Protesters against the military coup won’t be helped by threats. They need support to press for change from within
Protests against the military coup continue in Myanmar; aerial images of the hundreds of thousands of demonstrators who converged in towns and cities in recent days have helped show the scale of animosity towards the country’s military, which now faces the fallout of a nationwide strike. These events highlight the fragility of Myanmar’s political landscape. But they have also prompted a reckoning with the shortcomings, if not worse, of western engagement in Myanmar, a decade on from the start of a transition away from authoritarian rule that saw Myanmar held aloft as a success story in liberal-democracy promotion and “meaningful intervention” in Asia.

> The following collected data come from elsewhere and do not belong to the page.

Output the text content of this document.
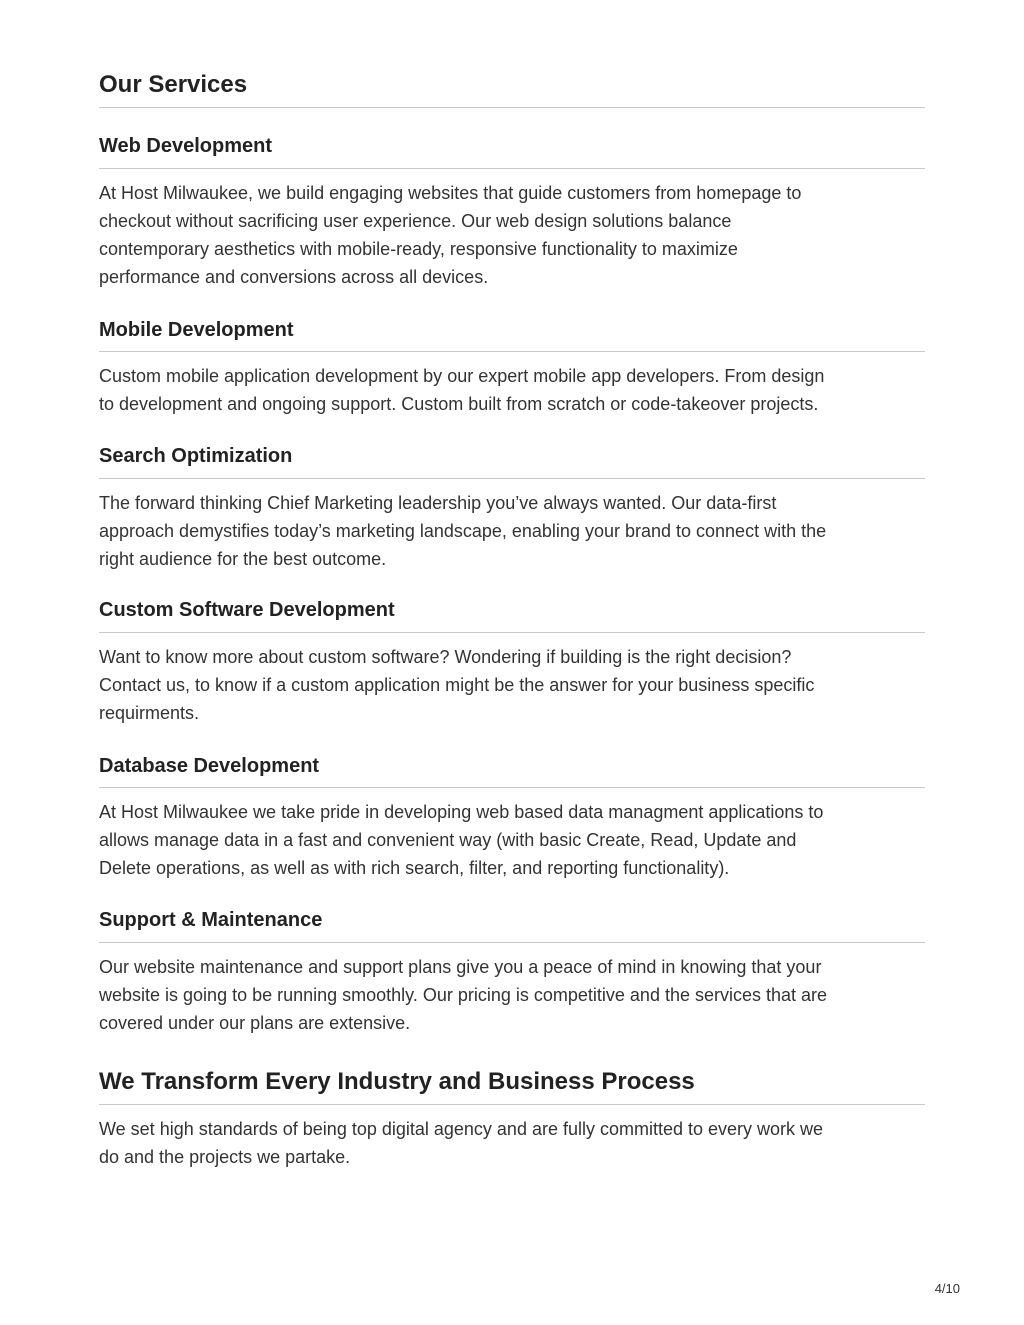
Our Services
Web Development
At Host Milwaukee, we build engaging websites that guide customers from homepage to
checkout without sacrificing user experience. Our web design solutions balance
contemporary aesthetics with mobile-ready, responsive functionality to maximize
performance and conversions across all devices.
Mobile Development
Custom mobile application development by our expert mobile app developers. From design
to development and ongoing support. Custom built from scratch or code-takeover projects.
Search Optimization
The forward thinking Chief Marketing leadership you’ve always wanted. Our data-first
approach demystifies today’s marketing landscape, enabling your brand to connect with the
right audience for the best outcome.
Custom Software Development
Want to know more about custom software? Wondering if building is the right decision?
Contact us, to know if a custom application might be the answer for your business specific
requirments.
Database Development
At Host Milwaukee we take pride in developing web based data managment applications to
allows manage data in a fast and convenient way (with basic Create, Read, Update and
Delete operations, as well as with rich search, filter, and reporting functionality).
Support & Maintenance
Our website maintenance and support plans give you a peace of mind in knowing that your
website is going to be running smoothly. Our pricing is competitive and the services that are
covered under our plans are extensive.
We Transform Every Industry and Business Process
We set high standards of being top digital agency and are fully committed to every work we
do and the projects we partake.
4/10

The 1 February coup triggered a course reversal from western governments and institutions. Praise for November’s democratic elections, which handed victory to Aung San Suu Kyi’s National League for Democracy party, has since turned to condemnation of the generals and promises of action to coax – if not force – them from power. The US state department framed new sanctions as a means of “promoting accountability” and alluded to “additional policy levers we can pull” to return Myanmar to democratic government, while Boris Johnson stated that the UK would “ensure those responsible for this coup are held to account”. The UN and G7 blocs have meanwhile denounced an “unacceptable” situation.
Gabrielle Aron is an independent analyst with specialism in Myanmar, and was based in the country between 2013 and 2018
Francis Wade is the author of Myanmar’s Enemy Within: Buddhist Violence and the Making of a Muslim Other
Continue reading…This post was originally published on Human rights | The Guardian.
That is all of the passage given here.